What can be fairly assumed of both in the Middle Ages and now is that, having the freedom to communicate solely in one language limits misunderstandings and makes for much more comfortable dialogue. That is something they likely lacked back then, but we don’t necessarily now.
However, lazily, English speakers are usually accommodated by non-native speakers, even when abroad. I’m sure you’ll be able to cast your mind back to holidays in Greece, Germany, Turkey and so on, where you may have even attempted the local lingo, but the person you’re conversing with has kindly replied in English. It’s an accommodation pattern that’s led a lot of native English speakers to simply give up and continue chatting as they would in the UK. It’s certainly fuelled no desire to branch out from monolingualism.
If you’re still with me, there’s a wealth of language-related history I’m skipping through here, for the sake of keeping things fresh. But, in terms of the above, can you also think of a time when you’ve felt like a fish out of water trying to communicate with somebody in another language, to little or no avail? Did that not motivate you to want to learn more vocabulary from that language to help you out in future? If you’re nodding, then I’d say that might mean people would, by and large, agree that monolingualism could be viewed as a disadvantage.

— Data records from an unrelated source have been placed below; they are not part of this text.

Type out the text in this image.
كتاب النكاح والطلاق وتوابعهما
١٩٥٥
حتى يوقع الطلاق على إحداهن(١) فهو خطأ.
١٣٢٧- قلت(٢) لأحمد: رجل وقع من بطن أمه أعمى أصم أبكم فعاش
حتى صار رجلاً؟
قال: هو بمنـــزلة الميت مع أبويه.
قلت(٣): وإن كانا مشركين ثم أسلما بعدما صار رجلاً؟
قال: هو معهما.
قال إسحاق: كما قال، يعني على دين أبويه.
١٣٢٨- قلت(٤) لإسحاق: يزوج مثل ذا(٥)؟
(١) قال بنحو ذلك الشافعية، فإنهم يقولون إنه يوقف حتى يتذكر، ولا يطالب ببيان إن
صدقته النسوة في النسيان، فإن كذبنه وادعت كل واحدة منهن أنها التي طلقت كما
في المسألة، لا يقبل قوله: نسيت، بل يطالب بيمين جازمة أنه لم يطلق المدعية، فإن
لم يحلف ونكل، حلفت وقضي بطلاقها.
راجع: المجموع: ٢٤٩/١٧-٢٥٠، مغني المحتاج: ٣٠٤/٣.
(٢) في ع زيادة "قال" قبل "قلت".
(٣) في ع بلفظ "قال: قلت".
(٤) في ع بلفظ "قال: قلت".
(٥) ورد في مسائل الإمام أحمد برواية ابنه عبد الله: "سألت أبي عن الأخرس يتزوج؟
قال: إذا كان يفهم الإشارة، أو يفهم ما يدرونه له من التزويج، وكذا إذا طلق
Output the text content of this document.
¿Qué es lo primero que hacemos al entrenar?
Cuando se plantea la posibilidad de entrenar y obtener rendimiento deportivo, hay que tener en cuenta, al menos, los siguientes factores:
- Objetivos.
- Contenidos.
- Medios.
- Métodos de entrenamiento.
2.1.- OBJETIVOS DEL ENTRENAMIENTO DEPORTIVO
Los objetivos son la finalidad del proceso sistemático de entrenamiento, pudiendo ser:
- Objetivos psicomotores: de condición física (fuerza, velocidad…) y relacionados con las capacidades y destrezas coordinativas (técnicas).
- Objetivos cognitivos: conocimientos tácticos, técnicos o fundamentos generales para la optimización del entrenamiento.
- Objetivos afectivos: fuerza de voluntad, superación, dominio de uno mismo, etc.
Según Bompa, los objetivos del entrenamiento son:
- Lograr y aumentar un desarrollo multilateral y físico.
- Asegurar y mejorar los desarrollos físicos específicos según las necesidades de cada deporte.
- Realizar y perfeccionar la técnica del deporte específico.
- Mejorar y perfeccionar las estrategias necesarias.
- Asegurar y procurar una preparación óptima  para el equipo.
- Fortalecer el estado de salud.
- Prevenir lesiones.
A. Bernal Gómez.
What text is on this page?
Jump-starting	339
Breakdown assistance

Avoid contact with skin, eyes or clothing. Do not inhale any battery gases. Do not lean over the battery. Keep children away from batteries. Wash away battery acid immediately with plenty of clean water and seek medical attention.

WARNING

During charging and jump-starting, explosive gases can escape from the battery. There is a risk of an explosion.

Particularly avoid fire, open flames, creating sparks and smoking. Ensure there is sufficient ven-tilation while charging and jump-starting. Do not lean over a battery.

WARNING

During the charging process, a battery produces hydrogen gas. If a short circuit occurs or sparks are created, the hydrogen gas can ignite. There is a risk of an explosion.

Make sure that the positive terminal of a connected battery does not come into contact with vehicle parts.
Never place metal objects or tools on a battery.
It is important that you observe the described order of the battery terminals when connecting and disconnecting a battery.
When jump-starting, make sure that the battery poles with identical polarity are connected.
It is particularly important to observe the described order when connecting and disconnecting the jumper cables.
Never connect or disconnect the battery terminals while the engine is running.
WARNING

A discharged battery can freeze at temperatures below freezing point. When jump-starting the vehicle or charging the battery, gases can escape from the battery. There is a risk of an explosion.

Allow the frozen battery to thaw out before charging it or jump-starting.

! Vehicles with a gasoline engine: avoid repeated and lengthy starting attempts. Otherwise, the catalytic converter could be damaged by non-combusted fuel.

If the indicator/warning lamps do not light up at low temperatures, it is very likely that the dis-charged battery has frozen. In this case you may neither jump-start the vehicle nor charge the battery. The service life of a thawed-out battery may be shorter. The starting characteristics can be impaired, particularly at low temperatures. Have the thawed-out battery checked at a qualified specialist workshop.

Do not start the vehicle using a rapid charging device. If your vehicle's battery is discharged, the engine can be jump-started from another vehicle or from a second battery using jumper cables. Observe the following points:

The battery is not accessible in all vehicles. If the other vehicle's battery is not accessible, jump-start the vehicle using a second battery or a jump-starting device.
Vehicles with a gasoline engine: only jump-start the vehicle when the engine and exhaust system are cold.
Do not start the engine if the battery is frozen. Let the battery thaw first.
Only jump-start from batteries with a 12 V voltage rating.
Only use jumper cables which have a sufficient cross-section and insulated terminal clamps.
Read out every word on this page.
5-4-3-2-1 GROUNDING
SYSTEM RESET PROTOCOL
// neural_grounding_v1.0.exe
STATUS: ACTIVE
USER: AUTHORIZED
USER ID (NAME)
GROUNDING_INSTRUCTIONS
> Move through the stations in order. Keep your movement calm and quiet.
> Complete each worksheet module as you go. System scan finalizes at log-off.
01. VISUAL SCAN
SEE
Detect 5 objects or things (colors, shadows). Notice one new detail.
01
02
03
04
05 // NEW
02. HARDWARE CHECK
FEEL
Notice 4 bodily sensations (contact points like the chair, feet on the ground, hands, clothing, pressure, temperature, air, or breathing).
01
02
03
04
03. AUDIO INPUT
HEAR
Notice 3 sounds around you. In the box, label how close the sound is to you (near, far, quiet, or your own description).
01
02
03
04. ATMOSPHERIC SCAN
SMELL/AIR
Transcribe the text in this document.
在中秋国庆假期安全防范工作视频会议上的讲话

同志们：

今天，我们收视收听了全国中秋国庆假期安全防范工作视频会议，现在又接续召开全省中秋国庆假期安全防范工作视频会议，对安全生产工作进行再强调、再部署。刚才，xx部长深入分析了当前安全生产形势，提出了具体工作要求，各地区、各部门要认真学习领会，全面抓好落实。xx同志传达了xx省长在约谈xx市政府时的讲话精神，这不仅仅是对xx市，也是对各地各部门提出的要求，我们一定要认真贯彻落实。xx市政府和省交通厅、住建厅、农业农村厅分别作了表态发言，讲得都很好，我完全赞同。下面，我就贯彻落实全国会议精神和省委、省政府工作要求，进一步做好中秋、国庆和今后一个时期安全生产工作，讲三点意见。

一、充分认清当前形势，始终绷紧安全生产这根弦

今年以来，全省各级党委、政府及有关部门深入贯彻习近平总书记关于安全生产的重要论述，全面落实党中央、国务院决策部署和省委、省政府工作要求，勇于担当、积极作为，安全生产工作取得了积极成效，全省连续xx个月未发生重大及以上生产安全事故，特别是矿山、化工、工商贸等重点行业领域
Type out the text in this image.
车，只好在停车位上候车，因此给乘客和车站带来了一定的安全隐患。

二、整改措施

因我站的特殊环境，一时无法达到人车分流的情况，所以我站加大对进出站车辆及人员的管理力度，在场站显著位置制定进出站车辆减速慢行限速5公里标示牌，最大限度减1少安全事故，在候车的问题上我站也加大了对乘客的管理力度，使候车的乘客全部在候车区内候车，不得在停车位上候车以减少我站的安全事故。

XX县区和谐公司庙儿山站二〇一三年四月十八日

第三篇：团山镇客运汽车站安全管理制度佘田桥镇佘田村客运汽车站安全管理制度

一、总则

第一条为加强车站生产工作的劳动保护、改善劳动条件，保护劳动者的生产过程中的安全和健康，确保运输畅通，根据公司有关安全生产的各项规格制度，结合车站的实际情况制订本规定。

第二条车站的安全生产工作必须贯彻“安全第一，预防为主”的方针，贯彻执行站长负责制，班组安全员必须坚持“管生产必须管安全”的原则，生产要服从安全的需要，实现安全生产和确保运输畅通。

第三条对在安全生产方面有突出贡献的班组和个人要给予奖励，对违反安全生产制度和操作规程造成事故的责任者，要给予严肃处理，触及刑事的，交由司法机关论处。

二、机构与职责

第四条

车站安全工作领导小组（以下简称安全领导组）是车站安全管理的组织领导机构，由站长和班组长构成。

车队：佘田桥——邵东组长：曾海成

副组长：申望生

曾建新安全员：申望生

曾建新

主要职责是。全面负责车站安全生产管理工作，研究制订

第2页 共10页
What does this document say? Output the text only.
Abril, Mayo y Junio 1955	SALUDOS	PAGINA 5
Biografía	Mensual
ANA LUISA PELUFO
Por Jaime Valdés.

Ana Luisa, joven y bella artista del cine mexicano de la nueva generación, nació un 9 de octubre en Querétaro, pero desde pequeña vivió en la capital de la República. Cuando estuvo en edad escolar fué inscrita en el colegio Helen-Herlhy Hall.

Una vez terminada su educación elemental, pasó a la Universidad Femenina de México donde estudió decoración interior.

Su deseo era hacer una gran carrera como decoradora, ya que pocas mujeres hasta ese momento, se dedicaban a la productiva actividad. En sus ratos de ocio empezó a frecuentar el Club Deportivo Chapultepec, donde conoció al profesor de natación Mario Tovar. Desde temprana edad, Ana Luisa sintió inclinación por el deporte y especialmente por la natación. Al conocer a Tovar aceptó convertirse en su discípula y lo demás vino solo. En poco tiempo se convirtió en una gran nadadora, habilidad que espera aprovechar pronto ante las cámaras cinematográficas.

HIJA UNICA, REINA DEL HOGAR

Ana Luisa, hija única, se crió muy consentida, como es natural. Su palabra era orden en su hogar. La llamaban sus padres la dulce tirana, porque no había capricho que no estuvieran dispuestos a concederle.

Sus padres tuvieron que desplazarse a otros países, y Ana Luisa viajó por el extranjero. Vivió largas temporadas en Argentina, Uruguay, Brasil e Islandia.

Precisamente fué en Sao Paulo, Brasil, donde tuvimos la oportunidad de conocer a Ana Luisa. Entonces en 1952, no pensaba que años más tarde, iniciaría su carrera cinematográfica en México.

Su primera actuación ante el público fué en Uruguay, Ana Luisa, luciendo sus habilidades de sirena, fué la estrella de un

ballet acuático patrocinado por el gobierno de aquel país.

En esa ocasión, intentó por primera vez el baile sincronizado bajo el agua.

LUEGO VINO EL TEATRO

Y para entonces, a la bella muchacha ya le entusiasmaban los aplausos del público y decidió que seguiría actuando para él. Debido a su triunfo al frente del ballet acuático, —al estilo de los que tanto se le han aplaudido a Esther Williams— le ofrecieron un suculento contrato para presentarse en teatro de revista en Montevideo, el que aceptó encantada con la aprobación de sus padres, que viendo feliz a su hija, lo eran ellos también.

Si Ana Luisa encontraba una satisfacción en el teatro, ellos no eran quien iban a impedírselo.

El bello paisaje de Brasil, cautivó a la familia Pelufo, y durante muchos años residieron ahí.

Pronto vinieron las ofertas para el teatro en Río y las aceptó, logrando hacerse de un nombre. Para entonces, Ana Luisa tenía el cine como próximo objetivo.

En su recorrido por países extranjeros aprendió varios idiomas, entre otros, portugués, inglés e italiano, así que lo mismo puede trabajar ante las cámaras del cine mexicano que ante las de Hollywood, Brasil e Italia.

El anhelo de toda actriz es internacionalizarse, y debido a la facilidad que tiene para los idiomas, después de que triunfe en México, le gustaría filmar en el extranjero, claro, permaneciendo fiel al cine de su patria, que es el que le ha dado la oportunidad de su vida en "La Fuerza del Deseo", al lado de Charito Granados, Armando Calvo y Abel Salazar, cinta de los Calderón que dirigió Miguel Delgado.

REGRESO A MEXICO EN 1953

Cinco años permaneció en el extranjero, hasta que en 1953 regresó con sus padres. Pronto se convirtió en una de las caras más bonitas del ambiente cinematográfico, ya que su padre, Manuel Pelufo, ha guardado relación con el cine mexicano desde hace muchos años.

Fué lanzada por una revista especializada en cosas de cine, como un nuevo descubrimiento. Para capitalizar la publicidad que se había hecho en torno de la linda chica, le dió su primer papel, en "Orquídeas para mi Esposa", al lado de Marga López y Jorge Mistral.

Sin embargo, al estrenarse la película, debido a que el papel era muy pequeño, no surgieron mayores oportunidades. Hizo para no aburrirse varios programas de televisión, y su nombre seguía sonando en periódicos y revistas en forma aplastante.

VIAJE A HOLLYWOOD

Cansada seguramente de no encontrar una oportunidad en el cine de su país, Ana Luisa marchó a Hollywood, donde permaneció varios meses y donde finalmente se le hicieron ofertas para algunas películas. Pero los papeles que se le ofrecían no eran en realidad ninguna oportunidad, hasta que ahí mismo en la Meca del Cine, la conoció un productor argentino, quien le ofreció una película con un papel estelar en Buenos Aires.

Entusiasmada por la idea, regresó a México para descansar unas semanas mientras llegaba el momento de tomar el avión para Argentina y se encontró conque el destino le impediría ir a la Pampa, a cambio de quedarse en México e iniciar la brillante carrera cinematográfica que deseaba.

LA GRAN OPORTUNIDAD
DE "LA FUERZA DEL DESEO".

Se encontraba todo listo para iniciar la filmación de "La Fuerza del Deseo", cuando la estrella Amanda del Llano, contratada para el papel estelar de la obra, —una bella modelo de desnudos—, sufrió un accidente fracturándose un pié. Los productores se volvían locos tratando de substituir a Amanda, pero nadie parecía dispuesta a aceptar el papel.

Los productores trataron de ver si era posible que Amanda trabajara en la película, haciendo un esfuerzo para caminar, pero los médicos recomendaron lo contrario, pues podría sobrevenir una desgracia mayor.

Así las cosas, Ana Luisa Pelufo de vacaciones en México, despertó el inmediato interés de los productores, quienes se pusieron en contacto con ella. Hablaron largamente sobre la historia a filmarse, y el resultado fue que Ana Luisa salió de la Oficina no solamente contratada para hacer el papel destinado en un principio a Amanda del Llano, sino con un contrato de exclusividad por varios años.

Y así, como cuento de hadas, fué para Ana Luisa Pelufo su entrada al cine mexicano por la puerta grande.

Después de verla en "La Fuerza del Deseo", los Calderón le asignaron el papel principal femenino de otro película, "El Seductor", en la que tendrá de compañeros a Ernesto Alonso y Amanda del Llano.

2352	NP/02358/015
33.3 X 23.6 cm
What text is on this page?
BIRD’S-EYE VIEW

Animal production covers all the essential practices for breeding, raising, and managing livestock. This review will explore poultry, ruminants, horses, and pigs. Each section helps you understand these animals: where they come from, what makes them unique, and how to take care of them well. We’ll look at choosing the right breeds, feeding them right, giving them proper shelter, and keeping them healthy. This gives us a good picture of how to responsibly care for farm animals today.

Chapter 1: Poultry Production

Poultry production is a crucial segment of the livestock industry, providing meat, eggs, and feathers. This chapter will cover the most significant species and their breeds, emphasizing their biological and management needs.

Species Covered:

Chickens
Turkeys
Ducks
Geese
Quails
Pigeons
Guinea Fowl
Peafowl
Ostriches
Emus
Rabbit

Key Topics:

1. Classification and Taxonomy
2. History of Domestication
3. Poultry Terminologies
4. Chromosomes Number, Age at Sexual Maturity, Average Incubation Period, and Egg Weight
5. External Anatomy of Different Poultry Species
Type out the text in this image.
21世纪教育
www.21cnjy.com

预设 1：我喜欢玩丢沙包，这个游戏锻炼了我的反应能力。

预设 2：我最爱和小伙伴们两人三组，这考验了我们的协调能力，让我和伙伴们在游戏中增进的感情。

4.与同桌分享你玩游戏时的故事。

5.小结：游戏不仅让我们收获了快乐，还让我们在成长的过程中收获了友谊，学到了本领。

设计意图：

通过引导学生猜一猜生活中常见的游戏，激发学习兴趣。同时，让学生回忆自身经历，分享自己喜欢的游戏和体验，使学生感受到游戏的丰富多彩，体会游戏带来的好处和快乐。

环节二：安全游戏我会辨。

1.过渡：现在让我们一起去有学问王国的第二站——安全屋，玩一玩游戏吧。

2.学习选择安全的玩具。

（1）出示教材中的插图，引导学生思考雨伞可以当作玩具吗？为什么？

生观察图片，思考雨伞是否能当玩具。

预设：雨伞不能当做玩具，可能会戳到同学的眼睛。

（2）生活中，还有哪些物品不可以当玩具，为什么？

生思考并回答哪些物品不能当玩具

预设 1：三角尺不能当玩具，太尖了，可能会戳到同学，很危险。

Although speaking a different language for business purposes hasn’t died out, it is, more or less, the norm that the language you use at home will be the same as that for your job. Wouldn’t it be more interesting to have to communicate in another tongue? The desire to standardise English back in the Middle Ages will have been to, essentially, make life easier. But, as travel and migration have become the norm these days, the need to do the opposite is now the case. The more languages, the merrier.
While I’m no Siri, having studied linguistics has allowed me to dabble in learning about all sorts of languages — we’re talking everything from Estonian to Old English. I didn’t pursue French or German at a high level beyond school, to my regret (though, yeah, I’ll work on that), but I undoubtedly understand the importance of multiple languages being in our repertoires.
From a cultural and personal perspective, this also means I hold bilingual speakers in great regard and respect. It’s almost something I see as embarrassing, that I haven’t gone on to hone another language near-natively. This is definitely another way that monolingualism creates a disadvantage.
So, while our ancestors might’ve been delighted to reach a point where they only needed one language, a number of reasons exist for why that’s actually considered a hindrance now. Standard forms of language are vital, yes, but having linguistic variety is pretty crucial for life as we know it, too.